В ход пошли карманные электрические фонари. Их лучи пятнами заблестели на темной поверхности неизвестно откуда взявшейся воды.

Вода заметно прибывала, затопляя землянку.

Мы прыгали в обжигающую холодом воду, на поверхности которой плавали унты, одежда и разные вещи, и, как суслики из залитой норы, мокрые, босые, в одном нижнем белье, выскакивали на заснеженный аэродром.

Ночь встретила крепким морозом и луной. Бледный свет ее падал с высоты.

Около тридцати босых, полураздетых людей отплясывали невообразимый танец. Наверное, со стороны нас можно было принять за сумасшедших или сектантов, достигших в своем бдении наивысшего экстаза. Картина для боевого аэродрома редкостная.

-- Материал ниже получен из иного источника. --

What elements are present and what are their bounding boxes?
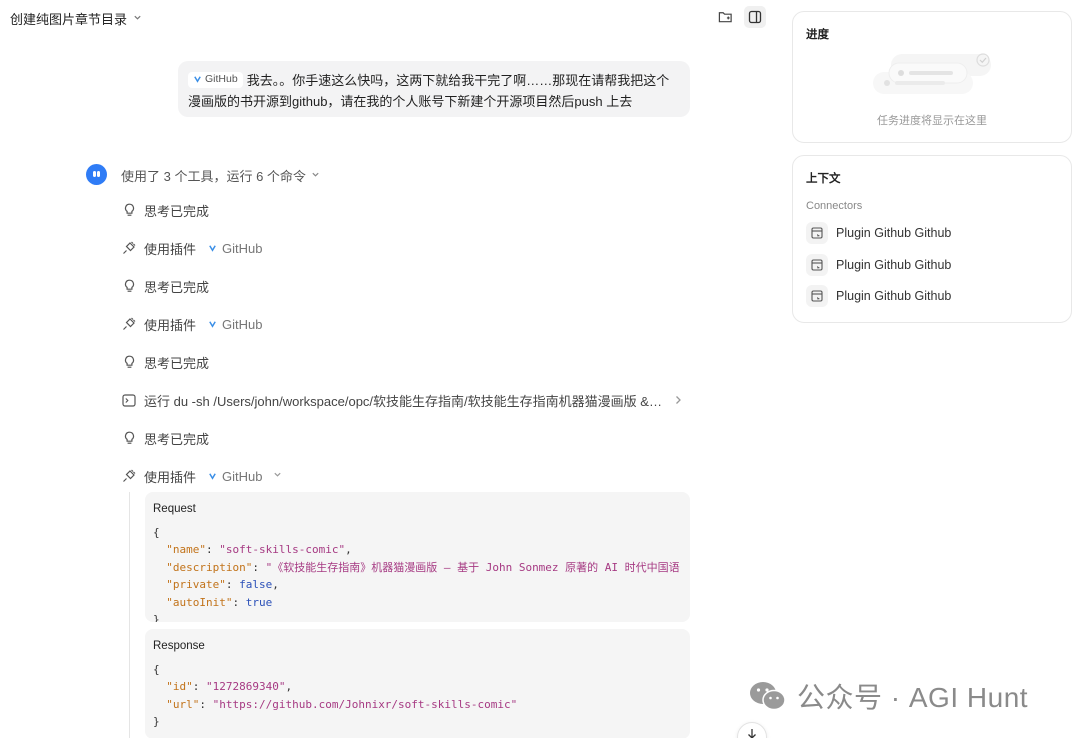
tools-summary-toggle[interactable]: 使用了 3 个工具，运行 6 个命令 [121,166,320,185]
sidebar-icon [748,10,762,24]
connector-item[interactable]: Plugin Github Github [806,254,951,276]
connector-item[interactable]: Plugin Github Github [806,222,951,244]
plugin-name: GitHub [208,469,262,484]
step-think[interactable]: 思考已完成 [122,199,209,221]
conversation-title[interactable]: 创建纯图片章节目录 [10,9,142,28]
connector-label: Plugin Github Github [836,289,952,303]
plug-icon [122,241,136,255]
folder-icon [718,12,732,23]
connector-icon [806,285,828,307]
plug-icon [122,317,136,331]
lightbulb-icon [122,279,136,293]
plugin-label: GitHub [222,316,263,332]
progress-panel: 进度 任务进度将显示在这里 [792,11,1072,143]
connector-icon [806,254,828,276]
chevron-down-icon [311,170,320,182]
response-label: Response [153,640,205,652]
step-label: 思考已完成 [144,279,210,295]
request-label: Request [153,503,196,515]
step-plugin[interactable]: 使用插件 GitHub [122,237,262,259]
toggle-sidebar-button[interactable] [744,6,766,28]
step-think[interactable]: 思考已完成 [122,351,209,373]
step-label: 思考已完成 [144,431,210,447]
github-plugin-icon [209,472,216,480]
empty-progress-illustration [873,53,991,94]
request-json: { "name": "soft-skills-comic", "descript… [153,526,680,622]
progress-empty-text: 任务进度将显示在这里 [877,115,987,127]
step-label: 运行 du -sh /Users/john/workspace/opc/软技能生… [144,393,664,409]
terminal-icon [122,393,136,407]
scroll-to-bottom-button[interactable] [737,722,767,738]
chevron-right-icon [674,393,682,408]
step-label: 思考已完成 [144,203,210,219]
progress-title: 进度 [806,29,829,41]
conversation-title-text: 创建纯图片章节目录 [10,12,128,27]
top-bar: 创建纯图片章节目录 [0,0,775,34]
github-plugin-icon [194,76,201,83]
step-think[interactable]: 思考已完成 [122,275,209,297]
context-panel: 上下文 Connectors Plugin Github Github Plug… [792,155,1072,323]
step-label: 使用插件 [144,241,197,257]
user-message-bubble: GitHub 我去。。你手速这么快吗，这两下就给我干完了啊……那现在请帮我把这个… [178,61,690,117]
lightbulb-icon [122,203,136,217]
connector-icon [806,222,828,244]
chip-label: GitHub [205,73,238,85]
arrow-down-icon [748,729,756,738]
step-plugin[interactable]: 使用插件 GitHub [122,313,262,335]
expanded-step-guide-line [129,492,130,738]
step-run-command[interactable]: 运行 du -sh /Users/john/workspace/opc/软技能生… [122,389,682,411]
assistant-avatar [86,164,107,185]
step-plugin-expanded[interactable]: 使用插件 GitHub [122,465,282,487]
watermark-text: 公众号 · AGI Hunt [797,682,1029,713]
user-message-text: 我去。。你手速这么快吗，这两下就给我干完了啊……那现在请帮我把这个漫画版的书开源… [188,73,670,109]
plug-icon [122,469,136,483]
connector-label: Plugin Github Github [836,226,952,240]
lightbulb-icon [122,431,136,445]
github-plugin-icon [209,244,216,252]
step-label: 使用插件 [144,317,197,333]
chevron-down-icon [273,470,282,482]
plugin-name: GitHub [208,317,262,332]
plugin-name: GitHub [208,241,262,256]
tools-summary-text: 使用了 3 个工具，运行 6 个命令 [121,169,306,184]
plugin-label: GitHub [222,240,263,256]
plugin-label: GitHub [222,468,263,484]
watermark: 公众号 · AGI Hunt [749,676,1028,716]
chevron-down-icon [133,13,142,25]
step-label: 思考已完成 [144,355,210,371]
request-card: Request { "name": "soft-skills-comic", "… [145,492,690,622]
github-plugin-icon [209,320,216,328]
open-folder-button[interactable] [714,6,736,28]
context-title: 上下文 [806,173,841,185]
github-mention-chip[interactable]: GitHub [188,71,243,88]
step-label: 使用插件 [144,469,197,485]
connector-label: Plugin Github Github [836,258,952,272]
connector-item[interactable]: Plugin Github Github [806,285,951,307]
step-think[interactable]: 思考已完成 [122,427,209,449]
lightbulb-icon [122,355,136,369]
wechat-icon [750,682,786,711]
response-json: { "id": "1272869340", "url": "https://gi… [153,663,518,729]
response-card: Response { "id": "1272869340", "url": "h… [145,629,690,738]
connectors-section-label: Connectors [806,200,863,212]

По тревоге приехал Сафонов, с ним врач и медицинские работники. Недалеко находился большой самолетный ящик, приспособленный техниками под мастерскую. Нас — туда. Растопили печку, и ящик наполнился теплом. Все переоделись в сухое белье. Расставили двухэтажные кровати. Сафонов освободил эскадрилью от боевого дежурства. До завтрака было еще долго, и я дал команду «добрать» еще минуточек сто двадцать.

Пока спали, пожарные машины выкачивали воду из землянки: в нее прорвались талые воды. «Пробоину» заделали, но жить в землянке из-за сырости оказалось невозможно. Нашим домом стал самолетный ящик.

Разбудили нас знакомые звуки: ухали зенитки.

— Тревога!

Летчиков словно ветром сдуло с кроватей. Одеваясь на ходу, мы выскакивали из ящика. В небе плыли высокие облака. В их просветах рвалась шрапнель, пятная голубизну черными хлопьями.

Едва успел последний летчик покинуть ящик, как на наши головы с нарастающим свистом посыпались бомбы. Мы как стояли, так тут же и упали, плотно прижавшись к снегу.

Над головой свистели промороженные куски земли, осколки бомб и гранита. А потом снова тишина, приятная, радостная.

— Ну как, братцы, целы? — поднимая голову, спросил я.

— Как будто целы, — ответил за всех Павел Орлов и, смеясь, сказал: — А знаете, почему фашисты бомбили нас?

— Нет, не знаем.

— Казак демаскировал...

— Казак?.. Мозеров?

— Он самый...

— Почему?

— Снег чистый, белый, а казак лежит на нем черный... Заметили его фашисты и сбросили бомбы.

Ожидая взрыва бомб с замедленным действием, мы еще несколько минут лежали на снегу, перебрасываясь шутками. Потом поднялись. Осмотрели воронки. Они зияли темными, вдавленными пятнами, с краями, засоренными осколками гранита и торфа.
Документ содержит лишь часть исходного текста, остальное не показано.